Beyond 'woke' rhetoric to true governance

While we can debate scientific frameworks, map out macro-level policy shifts, and look to other nations like Israel for technological inspiration, we must confront a deeper, structural truth. We need to stop brushing Gen Z aside, dismissing their urgent climate anxieties as merely being "too woke".

For years, this generation has been pleading with the political establishment to address these exact existential threats only to be met with condescension, patronising nods, or hollow campaign promises. They are not chasing an abstract ideological trend; they are watching their future unravel in real time.
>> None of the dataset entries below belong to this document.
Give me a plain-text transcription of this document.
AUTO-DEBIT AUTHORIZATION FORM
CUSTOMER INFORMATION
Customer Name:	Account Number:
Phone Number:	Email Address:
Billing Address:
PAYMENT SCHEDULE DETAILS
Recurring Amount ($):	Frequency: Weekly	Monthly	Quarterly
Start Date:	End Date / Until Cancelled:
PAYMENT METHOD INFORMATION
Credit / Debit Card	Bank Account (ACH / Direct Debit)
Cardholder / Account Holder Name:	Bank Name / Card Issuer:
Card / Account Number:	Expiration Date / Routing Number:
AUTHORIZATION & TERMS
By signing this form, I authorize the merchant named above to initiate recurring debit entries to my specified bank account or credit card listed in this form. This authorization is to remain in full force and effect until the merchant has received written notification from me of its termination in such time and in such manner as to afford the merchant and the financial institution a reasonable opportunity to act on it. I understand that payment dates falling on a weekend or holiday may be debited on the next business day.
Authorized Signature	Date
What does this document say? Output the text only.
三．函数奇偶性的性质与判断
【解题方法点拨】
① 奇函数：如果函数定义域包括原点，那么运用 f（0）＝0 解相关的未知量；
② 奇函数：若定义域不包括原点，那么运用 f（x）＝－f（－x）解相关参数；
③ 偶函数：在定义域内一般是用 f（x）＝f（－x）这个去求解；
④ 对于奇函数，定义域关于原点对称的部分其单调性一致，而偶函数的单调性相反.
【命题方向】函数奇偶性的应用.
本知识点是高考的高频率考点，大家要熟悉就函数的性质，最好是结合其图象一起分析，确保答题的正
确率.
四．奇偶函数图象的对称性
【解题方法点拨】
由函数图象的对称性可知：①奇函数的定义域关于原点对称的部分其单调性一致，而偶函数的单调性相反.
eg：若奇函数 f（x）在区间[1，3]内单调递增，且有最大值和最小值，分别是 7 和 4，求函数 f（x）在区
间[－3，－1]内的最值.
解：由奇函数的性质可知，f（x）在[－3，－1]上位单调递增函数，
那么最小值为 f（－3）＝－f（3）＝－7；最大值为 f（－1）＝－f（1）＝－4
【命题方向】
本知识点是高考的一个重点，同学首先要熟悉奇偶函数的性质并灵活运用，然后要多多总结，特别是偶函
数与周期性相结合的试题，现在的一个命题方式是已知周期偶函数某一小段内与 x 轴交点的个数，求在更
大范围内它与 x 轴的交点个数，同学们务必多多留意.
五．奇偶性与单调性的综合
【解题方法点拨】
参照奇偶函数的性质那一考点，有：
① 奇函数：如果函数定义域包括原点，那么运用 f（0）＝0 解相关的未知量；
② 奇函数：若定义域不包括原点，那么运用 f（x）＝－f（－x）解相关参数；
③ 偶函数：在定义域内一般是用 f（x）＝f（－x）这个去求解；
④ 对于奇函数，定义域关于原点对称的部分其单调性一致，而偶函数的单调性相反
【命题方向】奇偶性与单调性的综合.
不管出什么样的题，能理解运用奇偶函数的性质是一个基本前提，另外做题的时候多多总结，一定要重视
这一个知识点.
It is time for the political leadership of this country to take a step back, show some humility, and accord the youth the respect they have rightfully earned. We must move beyond using them as campaign volunteers or treating them as passive recipients of a broken inheritance. We need to actively push them into the rooms where policy is formulated and give them a decisive vote in engineering the solutions.

At the end of the day, older political cohorts will not be here to face the scorched earth left behind by decades of inaction. It is Gen Z that inherits this fracturing future. If they are the ones who must live through the turmoil, they must be the ones given the power to fix it. Protecting our farmers and restoring our environment is no longer just a legislative task. It is a generational transition of power that we must facilitate now, before the clock runs out entirely.

As the United Nations warning makes clear, the planet's ecological cushion has worn thin.

Protecting our marine ecosystems and shielding our agricultural workers from heat stress are not policy options; they are fundamental duties of care. The warning signs are flashing bright red from our oceans to our fields. The time to protect the health, dignity, and lives of our farmers is now.

Kalvakuntla Kavitha is the president of Telangana Rakshana Sena (TRS) and a former Member of Parliament. Views expressed here are the author’s own.